For bankers: the 1866 Financial Crisis
by Instant Noodle
Financial crises are nothing new. In 1866, a major bank called Gurney’s, hitherto considered “the banker’s bank”, went bust. This catapaulted what was a financial snafu to a financial crisis the size of which had never been seen before. It caused over 200 companies to go bust, including several major banks.
This forced a sea change in the way banking was carried out. Although the Bank of England had been acting as a lender of last resort for almost a century, it often did so with great reluctance and never publicly recognized the role as an obligation. This catastrophe twisted the arm of the Bank of England into taking up “a duty … of supporting the banking community”.
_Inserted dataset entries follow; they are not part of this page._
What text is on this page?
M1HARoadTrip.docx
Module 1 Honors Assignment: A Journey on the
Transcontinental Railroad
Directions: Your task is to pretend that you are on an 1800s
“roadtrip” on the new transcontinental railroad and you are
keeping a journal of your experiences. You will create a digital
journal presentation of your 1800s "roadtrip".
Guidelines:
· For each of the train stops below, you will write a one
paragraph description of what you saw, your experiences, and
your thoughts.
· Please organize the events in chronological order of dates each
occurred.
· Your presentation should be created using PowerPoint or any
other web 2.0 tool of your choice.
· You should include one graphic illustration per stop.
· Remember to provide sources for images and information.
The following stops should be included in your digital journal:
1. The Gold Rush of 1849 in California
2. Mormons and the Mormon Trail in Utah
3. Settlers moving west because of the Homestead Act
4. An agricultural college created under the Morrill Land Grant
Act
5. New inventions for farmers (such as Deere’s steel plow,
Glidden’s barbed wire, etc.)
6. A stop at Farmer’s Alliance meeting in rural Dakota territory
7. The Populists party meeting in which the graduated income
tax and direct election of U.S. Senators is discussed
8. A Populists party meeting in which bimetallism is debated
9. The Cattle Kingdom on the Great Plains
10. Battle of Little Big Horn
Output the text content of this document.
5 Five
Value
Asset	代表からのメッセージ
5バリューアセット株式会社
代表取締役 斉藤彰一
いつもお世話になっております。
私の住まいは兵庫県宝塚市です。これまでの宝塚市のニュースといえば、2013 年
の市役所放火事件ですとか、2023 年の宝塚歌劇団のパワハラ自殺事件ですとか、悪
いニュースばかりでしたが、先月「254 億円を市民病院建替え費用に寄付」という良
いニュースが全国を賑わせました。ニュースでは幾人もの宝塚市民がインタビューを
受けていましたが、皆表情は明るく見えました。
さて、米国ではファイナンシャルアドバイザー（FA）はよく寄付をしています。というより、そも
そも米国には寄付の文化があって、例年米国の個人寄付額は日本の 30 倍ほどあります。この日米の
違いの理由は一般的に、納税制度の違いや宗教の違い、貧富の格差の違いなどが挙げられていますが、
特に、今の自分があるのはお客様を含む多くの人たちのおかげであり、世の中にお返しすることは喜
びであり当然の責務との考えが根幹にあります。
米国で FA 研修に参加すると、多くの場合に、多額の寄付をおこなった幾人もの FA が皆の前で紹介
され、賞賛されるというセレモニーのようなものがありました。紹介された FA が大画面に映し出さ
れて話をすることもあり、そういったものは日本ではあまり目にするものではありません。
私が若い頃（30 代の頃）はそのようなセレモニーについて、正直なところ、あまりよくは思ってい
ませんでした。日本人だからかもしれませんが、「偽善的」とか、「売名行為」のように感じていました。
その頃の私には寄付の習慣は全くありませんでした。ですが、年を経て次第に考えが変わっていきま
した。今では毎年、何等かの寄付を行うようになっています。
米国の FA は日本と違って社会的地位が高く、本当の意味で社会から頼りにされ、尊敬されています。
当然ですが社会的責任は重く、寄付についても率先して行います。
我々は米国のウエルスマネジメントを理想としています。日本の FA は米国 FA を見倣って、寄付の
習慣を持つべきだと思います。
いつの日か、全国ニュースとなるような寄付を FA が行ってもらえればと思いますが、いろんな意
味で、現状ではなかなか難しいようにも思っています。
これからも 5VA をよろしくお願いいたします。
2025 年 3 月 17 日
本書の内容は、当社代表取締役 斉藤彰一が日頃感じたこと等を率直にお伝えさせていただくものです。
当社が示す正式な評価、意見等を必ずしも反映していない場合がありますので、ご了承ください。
Contrast this decision of the Bank of England in 1866 to let Gurney’s collapse with the more recent Federal Reserve policy of nurturing investment banks under their wing. When the Fed brokered a bailout, it was not just a bailout of a systemically important bank; it was literally the bailout of a hedge fund. Surely when a hedge fund has grown so large it needs to be protected, alarm bells should have been ringing?
Needless to say, the calming effects of an endless sequence of government bailouts of the banking system left the Fed with the illusion that financial instability was no longer a problem that needed to be addressed. We were left with the illusion of stability, whilst the reality we were left with an environment where crisis was inevitable.